Ed Balls' speech this morning was full of functionless PR exercises. Ministerial pay will be cut by five per cent and then pegged to deficit reduction. The winter fuel allowance will be cut for the top five per cent of pensioners. Child benefit rises will be capped at one per cent for the first two years of the next parliament.

None of these measures will even chip away at the deficit. They are there to give the impression of fiscal rectitude, but not provide the reality. They are utterly pointless, the aimless fidgeting of a cynical man.

As it happens, I would not support Labour aping the Tories on austerity. But if that's what the party wants to do, then it should actually do it, not engage in the symbolism of doing it. If it wants to take on the markets and create a new type of British economy, which I would be rather more in favour of, they should do that. Instead, the party does nothing, and spends its time unveiling symbols of doing both.

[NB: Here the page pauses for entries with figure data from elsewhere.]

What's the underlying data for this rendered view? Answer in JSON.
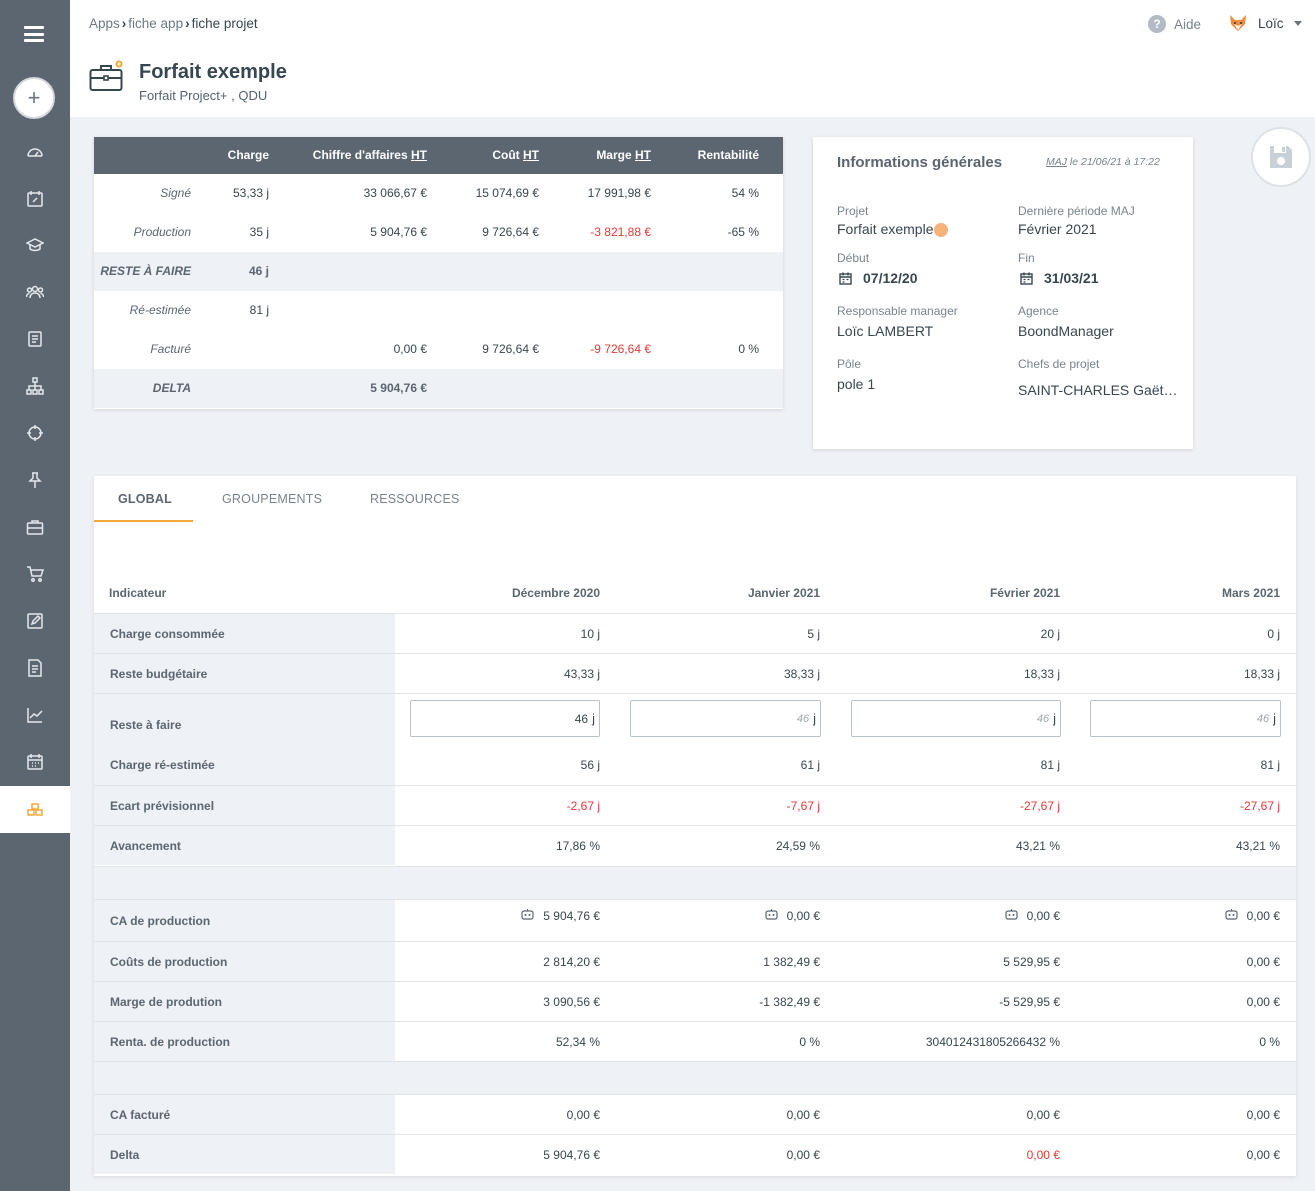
{
  "breadcrumb": {
    "items": [
      "Apps",
      "fiche app",
      "fiche projet"
    ]
  },
  "header": {
    "help_label": "Aide",
    "user_name": "Loïc"
  },
  "page": {
    "title": "Forfait exemple",
    "subtitle": "Forfait Project+ , QDU"
  },
  "sidebar": {
    "items": [
      "dashboard-icon",
      "calendar-edit-icon",
      "graduation-icon",
      "team-icon",
      "book-icon",
      "org-chart-icon",
      "target-icon",
      "pin-icon",
      "briefcase-icon",
      "cart-icon",
      "edit-icon",
      "invoice-icon",
      "chart-icon",
      "calendar-grid-icon",
      "boxes-icon"
    ],
    "active": "boxes-icon"
  },
  "summary": {
    "headers": [
      "Charge",
      "Chiffre d'affaires HT",
      "Coût HT",
      "Marge HT",
      "Rentabilité"
    ],
    "header_parts": {
      "ca_prefix": "Chiffre d'affaires ",
      "cout_prefix": "Coût ",
      "marge_prefix": "Marge ",
      "ht": "HT"
    },
    "rows": {
      "signe": {
        "label": "Signé",
        "charge": "53,33 j",
        "ca": "33 066,67 €",
        "cout": "15 074,69 €",
        "marge": "17 991,98 €",
        "renta": "54 %"
      },
      "production": {
        "label": "Production",
        "charge": "35 j",
        "ca": "5 904,76 €",
        "cout": "9 726,64 €",
        "marge": "-3 821,88 €",
        "renta": "-65 %"
      },
      "raf": {
        "label": "RESTE À FAIRE",
        "charge": "46 j"
      },
      "reestimee": {
        "label": "Ré-estimée",
        "charge": "81 j"
      },
      "facture": {
        "label": "Facturé",
        "ca": "0,00 €",
        "cout": "9 726,64 €",
        "marge": "-9 726,64 €",
        "renta": "0 %"
      },
      "delta": {
        "label": "DELTA",
        "ca": "5 904,76 €"
      }
    }
  },
  "info": {
    "title": "Informations générales",
    "maj_prefix": "MAJ",
    "maj_suffix": " le 21/06/21 à 17:22",
    "projet_label": "Projet",
    "projet_value": "Forfait exemple",
    "derniere_label": "Dernière période MAJ",
    "derniere_value": "Février 2021",
    "debut_label": "Début",
    "debut_value": "07/12/20",
    "fin_label": "Fin",
    "fin_value": "31/03/21",
    "resp_label": "Responsable manager",
    "resp_value": "Loïc LAMBERT",
    "agence_label": "Agence",
    "agence_value": "BoondManager",
    "pole_label": "Pôle",
    "pole_value": "pole 1",
    "chefs_label": "Chefs de projet",
    "chefs_value": "SAINT-CHARLES Gaët…"
  },
  "tabs": [
    "GLOBAL",
    "GROUPEMENTS",
    "RESSOURCES"
  ],
  "grid": {
    "indicator_header": "Indicateur",
    "months": [
      "Décembre 2020",
      "Janvier 2021",
      "Février 2021",
      "Mars 2021"
    ],
    "charge_consommee": {
      "label": "Charge consommée",
      "values": [
        "10 j",
        "5 j",
        "20 j",
        "0 j"
      ]
    },
    "reste_budgetaire": {
      "label": "Reste budgétaire",
      "values": [
        "43,33 j",
        "38,33 j",
        "18,33 j",
        "18,33 j"
      ]
    },
    "reste_a_faire": {
      "label": "Reste à faire",
      "values": [
        "46",
        "46",
        "46",
        "46"
      ],
      "unit": "j"
    },
    "charge_reestimee": {
      "label": "Charge ré-estimée",
      "values": [
        "56 j",
        "61 j",
        "81 j",
        "81 j"
      ]
    },
    "ecart": {
      "label": "Ecart prévisionnel",
      "values": [
        "-2,67 j",
        "-7,67 j",
        "-27,67 j",
        "-27,67 j"
      ]
    },
    "avancement": {
      "label": "Avancement",
      "values": [
        "17,86 %",
        "24,59 %",
        "43,21 %",
        "43,21 %"
      ]
    },
    "ca_production": {
      "label": "CA de production",
      "values": [
        "5 904,76 €",
        "0,00 €",
        "0,00 €",
        "0,00 €"
      ]
    },
    "couts_production": {
      "label": "Coûts de production",
      "values": [
        "2 814,20 €",
        "1 382,49 €",
        "5 529,95 €",
        "0,00 €"
      ]
    },
    "marge_production": {
      "label": "Marge de prodution",
      "values": [
        "3 090,56 €",
        "-1 382,49 €",
        "-5 529,95 €",
        "0,00 €"
      ]
    },
    "renta_production": {
      "label": "Renta. de production",
      "values": [
        "52,34 %",
        "0 %",
        "304012431805266432 %",
        "0 %"
      ]
    },
    "ca_facture": {
      "label": "CA facturé",
      "values": [
        "0,00 €",
        "0,00 €",
        "0,00 €",
        "0,00 €"
      ]
    },
    "delta": {
      "label": "Delta",
      "values": [
        "5 904,76 €",
        "0,00 €",
        "0,00 €",
        "0,00 €"
      ]
    }
  },
  "colors": {
    "sidebar": "#5b6670",
    "accent": "#f3a839",
    "negative": "#e53935",
    "background": "#eef1f6"
  }
}
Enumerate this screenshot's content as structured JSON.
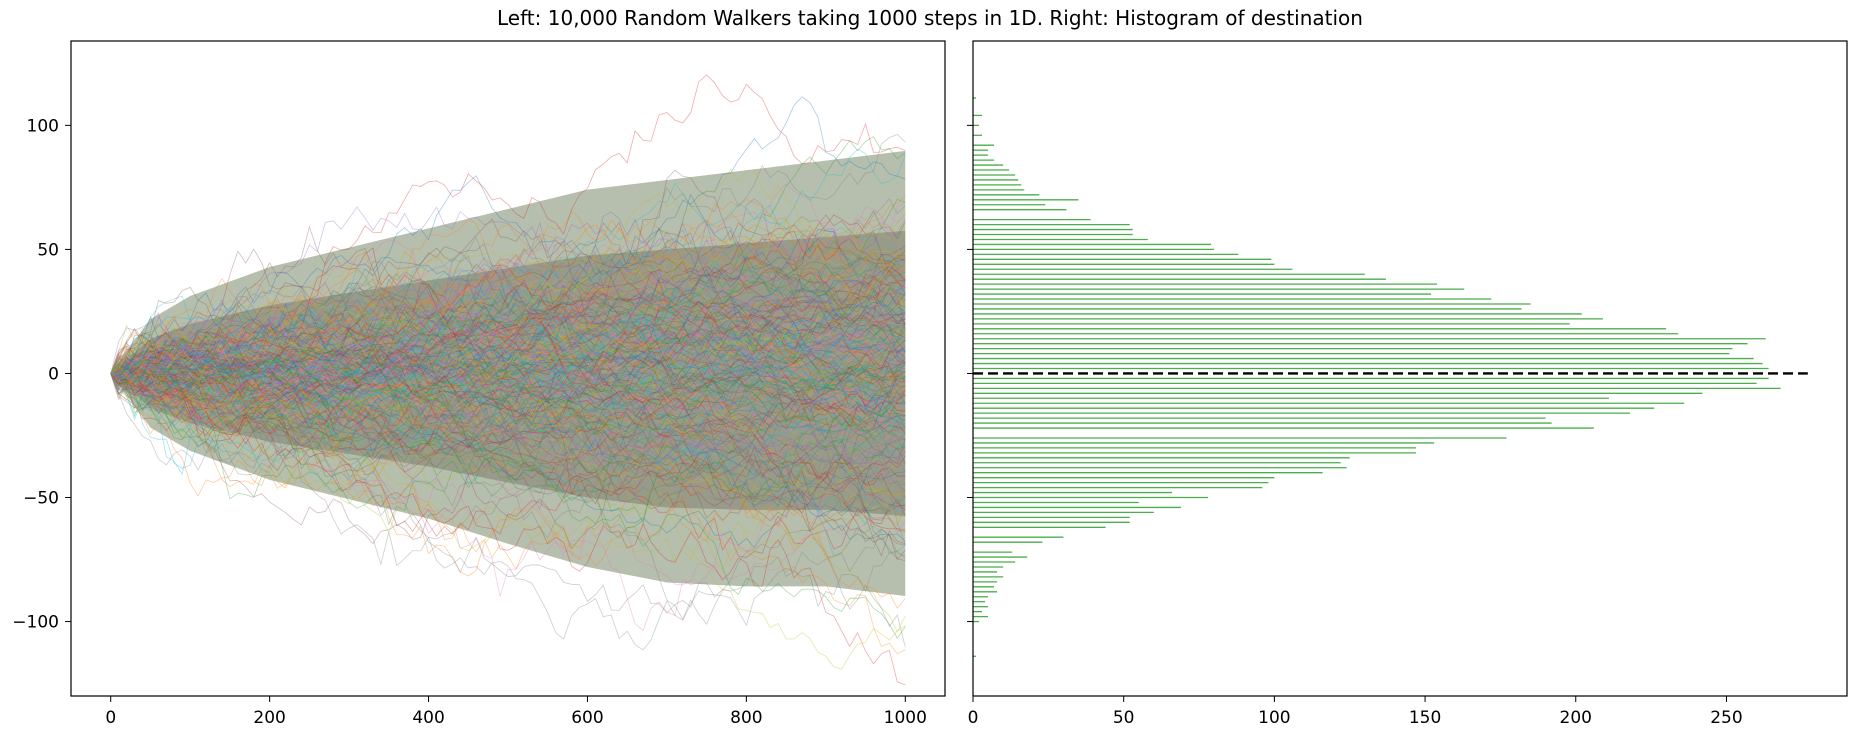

It used to be easy to forgive Ed Miliabnd the blatant gimmickry of policies like an energy price freeze, because you felt they came from a genuine intellectual place. He was reappraising the role of markets in the modern world. He might reach interesting or radical conclusions.

But there can't be excuses anymore. It's months from the election and whether you like Labour's policies or hate them, they are irrelevant. They send a message. They do not actually change anything.

Labour policy on low incomes is to raise poverty wages slightly in six years. On housing it will implement a mansion tax – a pointless and ineffective policy which does nothing to address unfairness. There is no talk of anything concrete, like reforming the regressive council tax bands which make property charges so iniquitous.

Perhaps there will be something substantial in Miliband's final speech, but so far the conference feels dejected, anaemic and lost in a labyrinth of pointless initiatives. This is politics as gameplay.

The bitter irony is that the party has the right diagnosis. Cameron and Osborne are creating a low-paid, vulnerable workforce totally at the mercy of their employers. They are staff, but treated as self-employed. They are on zero-hours contracts. They are paid a pittance.

Employment tribunals have been effectively blocked by the introduction of prohibitive charges.

They are taking two jobs to make ends meet. They are working and in poverty. Even if it wasn't morally intolerable, it would be economically unsustainable. These are workers without the spending power to buy things, living in a consumer economy, increasingly reliant on tax credits and private borrowing.

Labour realises the problem but it does not have the chutzpah or the drive or the ambition to fix it. Instead, a procession of clapped out PR bullet points are trotted out. Voters are fed crisps and told it's a sunday roast.

No wonder everyone seems so tired. There's nothing to get excited about.